Motherhood is not my path; I chose differently very early on, and I do not regret that, even a little bit.

That’s one promise menopause holds for me that means a lot; no more stress about unplanned pregnancy.  Sex without anxiety about reproduction is a very big deal in a very good way.  😀  Like it or not, most of the available options for birth control are actually pretty awful; powerful drugs with nasty side effects (including ruining a woman’s sex drive!), condoms (and the associated loss of sensation, inconvenience, and loss of powerful biological effect on mood from contact with flesh and bodily fluids), an assortment of grim options that involve inserting bits of metal, plastic, or other foreign objects (many of which can be felt by a partner, and not in a good way), or the last worst option – going without sex.  Medicine really hasn’t done women any favors with the crappy options we have for birth control – and society doesn’t do us any favors by playing head games with us about the ‘moral’ consequences before, during, or after.  It has gotten very tedious over 50 years being bombarded with constant reminders that sex isn’t okay (when it is) that my decision-making isn’t my own (when it is), or that I have some obligation to bear life in my body (when I don’t).   Yep – I’m more than ready to reach a point in my life when my ability to reproduce is behind me, and ‘babies!’ is not longer any element of a discussion about me, or my sexual decision-making. lol.
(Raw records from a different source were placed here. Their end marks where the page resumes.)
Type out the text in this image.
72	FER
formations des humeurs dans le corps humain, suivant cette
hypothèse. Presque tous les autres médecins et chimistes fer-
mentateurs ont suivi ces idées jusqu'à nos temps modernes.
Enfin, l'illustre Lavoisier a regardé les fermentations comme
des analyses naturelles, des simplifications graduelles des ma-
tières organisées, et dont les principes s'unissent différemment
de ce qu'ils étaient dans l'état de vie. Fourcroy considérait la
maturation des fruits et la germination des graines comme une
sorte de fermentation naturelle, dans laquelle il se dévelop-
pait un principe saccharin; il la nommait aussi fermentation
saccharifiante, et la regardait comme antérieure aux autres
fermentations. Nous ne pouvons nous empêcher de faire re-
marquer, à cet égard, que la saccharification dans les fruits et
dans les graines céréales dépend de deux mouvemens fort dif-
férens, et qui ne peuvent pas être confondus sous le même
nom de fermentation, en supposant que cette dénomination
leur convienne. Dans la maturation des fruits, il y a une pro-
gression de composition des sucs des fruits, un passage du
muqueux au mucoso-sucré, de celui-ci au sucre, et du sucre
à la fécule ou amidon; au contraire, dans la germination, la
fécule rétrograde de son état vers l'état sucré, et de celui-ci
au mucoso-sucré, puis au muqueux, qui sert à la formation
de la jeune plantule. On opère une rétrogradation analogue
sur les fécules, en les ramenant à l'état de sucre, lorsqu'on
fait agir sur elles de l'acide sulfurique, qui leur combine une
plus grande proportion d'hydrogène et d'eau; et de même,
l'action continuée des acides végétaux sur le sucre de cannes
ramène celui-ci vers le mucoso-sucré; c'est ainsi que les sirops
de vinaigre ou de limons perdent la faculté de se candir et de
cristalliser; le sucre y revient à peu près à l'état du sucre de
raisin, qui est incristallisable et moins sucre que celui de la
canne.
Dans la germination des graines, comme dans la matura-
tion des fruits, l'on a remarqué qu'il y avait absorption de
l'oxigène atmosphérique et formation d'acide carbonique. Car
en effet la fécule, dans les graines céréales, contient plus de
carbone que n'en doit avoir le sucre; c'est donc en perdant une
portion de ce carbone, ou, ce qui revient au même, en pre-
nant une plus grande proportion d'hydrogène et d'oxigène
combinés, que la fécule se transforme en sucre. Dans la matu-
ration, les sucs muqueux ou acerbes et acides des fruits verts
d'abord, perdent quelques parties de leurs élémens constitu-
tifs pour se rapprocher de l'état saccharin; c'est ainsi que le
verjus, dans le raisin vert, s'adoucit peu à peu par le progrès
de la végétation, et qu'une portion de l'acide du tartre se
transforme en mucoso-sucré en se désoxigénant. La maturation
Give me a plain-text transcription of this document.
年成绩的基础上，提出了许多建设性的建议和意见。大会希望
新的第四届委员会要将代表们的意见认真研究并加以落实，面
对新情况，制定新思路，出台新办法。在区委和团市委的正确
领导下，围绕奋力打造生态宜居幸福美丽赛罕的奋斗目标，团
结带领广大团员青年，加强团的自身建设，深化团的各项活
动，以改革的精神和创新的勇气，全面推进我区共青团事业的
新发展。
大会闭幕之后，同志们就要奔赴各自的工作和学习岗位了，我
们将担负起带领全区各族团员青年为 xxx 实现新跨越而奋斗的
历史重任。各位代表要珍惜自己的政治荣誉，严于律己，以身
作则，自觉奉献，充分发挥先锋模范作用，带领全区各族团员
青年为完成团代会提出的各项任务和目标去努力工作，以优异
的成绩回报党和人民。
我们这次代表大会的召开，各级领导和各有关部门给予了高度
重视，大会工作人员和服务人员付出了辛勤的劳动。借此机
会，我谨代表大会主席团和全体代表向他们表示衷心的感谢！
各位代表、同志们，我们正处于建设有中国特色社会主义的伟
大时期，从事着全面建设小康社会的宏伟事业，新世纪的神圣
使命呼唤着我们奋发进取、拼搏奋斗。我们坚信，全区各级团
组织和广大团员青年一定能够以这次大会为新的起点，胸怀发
Menopause. There’s astonishingly little real research – or support – for this element of female experience.  It still surprises me. I mean – this affects all my partners, too, not just me. My emotional reactivity, my unpredictable hormones, my everyday health and well-being don’t exist in a vacuum! I keep expecting more from the medical industry… but in a culture where it’s okay to call a scientist who won’t work for free a whore, because she is a woman, why would I be surprised?

Anyway… the count down continues, and only 264 days to go to get my final test results back determining whether I’ve reached the ‘pause.  Most accurate test available!